Farmers should make sure their will is up-to-date and reflects their wishes, Karen Walsh, a solicitor specialising in agricultural law has said.
Speaking on RTE Radio this morning about passing over the family farm, she said that talking to your family is absolutely essential – that there’s a lot of secrecy in farms.
“Communication is very important in families and it’s something that’s not done enough in farm families.
“People have a huge attachment to the land and often the family home is going with the land [in a will], so it can cause huge disputes.
“Anybody who comes into me, there’s always huge concern about who they’ll pass the farm over to.

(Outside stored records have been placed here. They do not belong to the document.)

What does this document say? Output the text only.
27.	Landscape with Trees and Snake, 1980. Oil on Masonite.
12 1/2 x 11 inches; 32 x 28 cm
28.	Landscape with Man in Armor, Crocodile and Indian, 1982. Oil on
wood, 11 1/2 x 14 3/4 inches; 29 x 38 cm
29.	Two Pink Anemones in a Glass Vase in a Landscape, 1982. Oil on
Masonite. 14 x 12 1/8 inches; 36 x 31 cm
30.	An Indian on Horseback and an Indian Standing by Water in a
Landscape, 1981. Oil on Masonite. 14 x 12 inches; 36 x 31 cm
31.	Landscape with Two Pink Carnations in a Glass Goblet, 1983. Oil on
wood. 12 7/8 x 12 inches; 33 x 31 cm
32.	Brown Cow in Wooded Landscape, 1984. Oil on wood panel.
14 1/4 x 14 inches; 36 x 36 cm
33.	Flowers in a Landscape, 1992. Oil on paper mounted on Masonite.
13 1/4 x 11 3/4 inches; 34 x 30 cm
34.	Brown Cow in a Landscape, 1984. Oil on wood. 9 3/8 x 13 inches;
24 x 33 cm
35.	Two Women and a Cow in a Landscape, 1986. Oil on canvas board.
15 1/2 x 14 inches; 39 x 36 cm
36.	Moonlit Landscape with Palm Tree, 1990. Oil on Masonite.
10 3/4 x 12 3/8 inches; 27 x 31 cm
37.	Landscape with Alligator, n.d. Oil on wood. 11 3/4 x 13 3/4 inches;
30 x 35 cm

Historically, it goes to eldest son.”
Walsh said that nowadays there’s more acknowledgement that there should be greater emphasis on the hand over of the farm, that parents and people who own a farm and plan on passing it on, want to be fair.
“Most farms in Ireland aren’t large enough to provide an income for one family, it’s not practical to divide a farm.”

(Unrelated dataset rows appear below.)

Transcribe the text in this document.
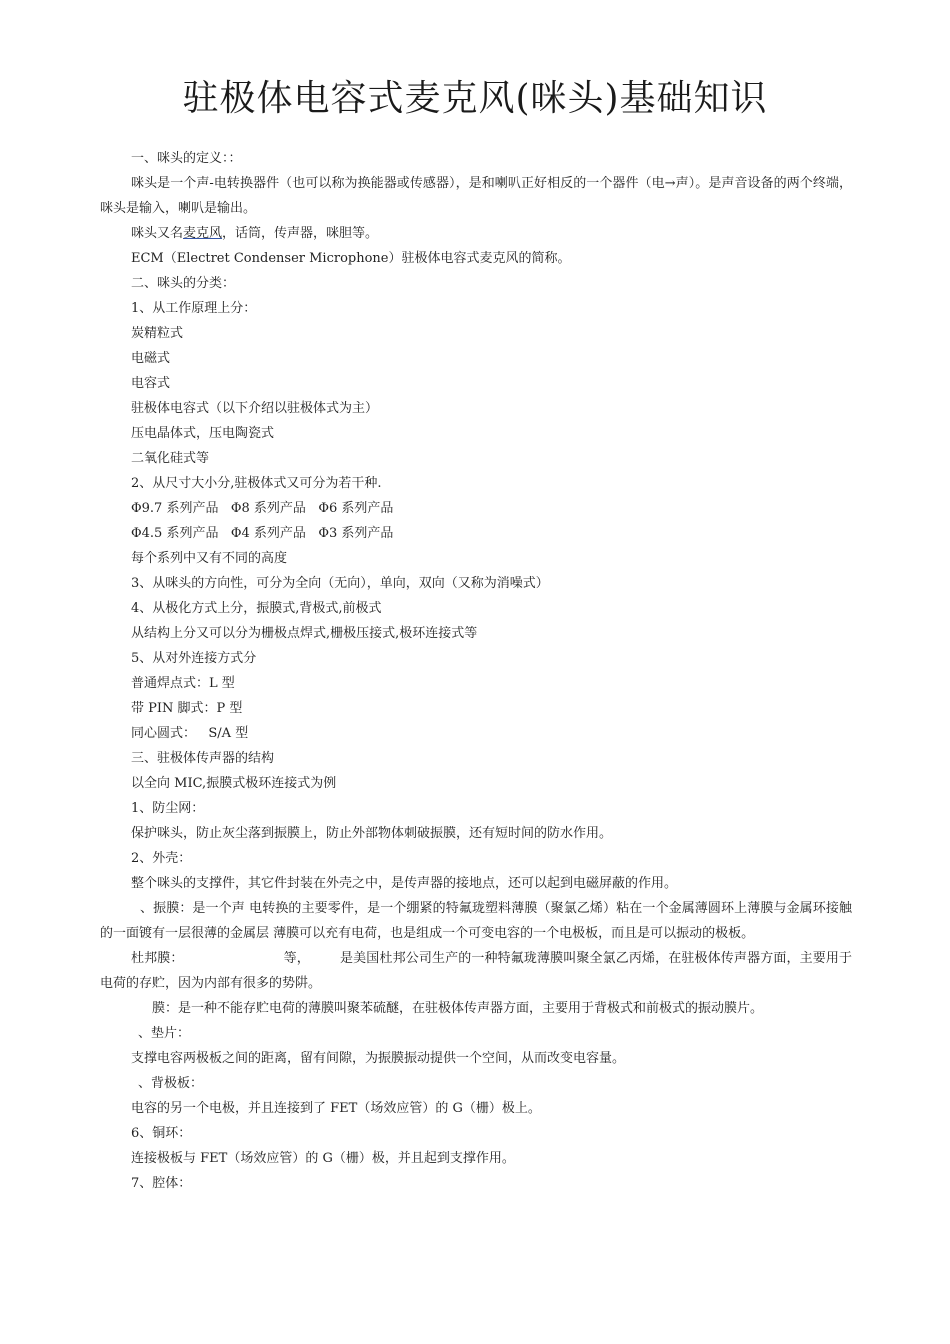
驻极体电容式麦克风(咪头)基础知识

一、咪头的定义：：

咪头是一个声-电转换器件（也可以称为换能器或传感器），是和喇叭正好相反的一个器件（电→声）。是声音设备的两个终端，咪头是输入，喇叭是输出。

咪头又名麦克风，话筒，传声器，咪胆等。

ECM（Electret Condenser Microphone）驻极体电容式麦克风的简称。

二、咪头的分类：

1、从工作原理上分：

炭精粒式

电磁式

电容式

驻极体电容式（以下介绍以驻极体式为主）

压电晶体式，压电陶瓷式

二氧化硅式等

2、从尺寸大小分,驻极体式又可分为若干种.

Φ9.7 系列产品   Φ8 系列产品   Φ6 系列产品

Φ4.5 系列产品   Φ4 系列产品   Φ3 系列产品

每个系列中又有不同的高度

3、从咪头的方向性，可分为全向（无向），单向，双向（又称为消噪式）

4、从极化方式上分，振膜式,背极式,前极式

从结构上分又可以分为栅极点焊式,栅极压接式,极环连接式等

5、从对外连接方式分

普通焊点式：L 型

带 PIN 脚式：P 型

同心圆式：   S/A 型

三、驻极体传声器的结构

以全向 MIC,振膜式极环连接式为例

1、防尘网：

保护咪头，防止灰尘落到振膜上，防止外部物体刺破振膜，还有短时间的防水作用。

2、外壳：

整个咪头的支撑件，其它件封装在外壳之中，是传声器的接地点，还可以起到电磁屏蔽的作用。

、振膜：是一个声 电转换的主要零件，是一个绷紧的特氟珑塑料薄膜（聚氯乙烯）粘在一个金属薄圆环上薄膜与金属环接触的一面镀有一层很薄的金属层 薄膜可以充有电荷，也是组成一个可变电容的一个电极板，而且是可以振动的极板。

杜邦膜：	等， 是美国杜邦公司生产的一种特氟珑薄膜叫聚全氯乙丙烯，在驻极体传声器方面，主要用于电荷的存贮，因为内部有很多的势阱。

膜：是一种不能存贮电荷的薄膜叫聚苯硫醚，在驻极体传声器方面，主要用于背极式和前极式的振动膜片。

、垫片：

支撑电容两极板之间的距离，留有间隙，为振膜振动提供一个空间，从而改变电容量。

、背极板：

电容的另一个电极，并且连接到了 FET（场效应管）的 G（栅）极上。

6、铜环：

连接极板与 FET（场效应管）的 G（栅）极，并且起到支撑作用。

7、腔体：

The first thing I would tell people is that it’s very important to make a will, [in case] something happens unexpectedly to the farmer.
Walsh said farmers could be leaving the person they’ve promised the farm to in a vulnerable situation by not having a will in place.
Also speaking on RTE Radio was Geraldine Power, whose uncle passed on his farm to her when she was in her mid-30s.
“I was the eldest of five, my uncle was always single and he spent a lot of time at my home.
“When I was in my 20s, he was a hunstman, so I looked after horses for him. He then developed heart failure, his health deteriorated and I got more involved in the work on the farm.
“I started working full-time of the farm when I was in my mid-20s, we had 110 suckler cows and we wouldn’t have had the best of conditions – it was hard work but we worked on.”
It was never spoken about that it would be left to me. I always hoped it would be left to me, but I didn’t know it would be until he brought up the subject.
Power said that her uncle brought her everywhere with him and recalled one time he brought her to Dungarvan Mart.
“He introduced me to the auctioneer and told him that I had a good, strong chequebook. In my mid-30s we set the ball rolling to transfer the farm over to me.”
Her uncle told her two things when he signed over the farm to her – that he wanted her to make a will and to do what she wanted with the farm.
She said that she has a will made for the last 14 years, which she will be updating soon.
“I’ve no immediate family, I have to get something in place.”
While Power said that someone is going to have to take it when she’ll be gone, she hasn’t made a decision on which of her nieces or nephews she will be transferring the farm over to just yet.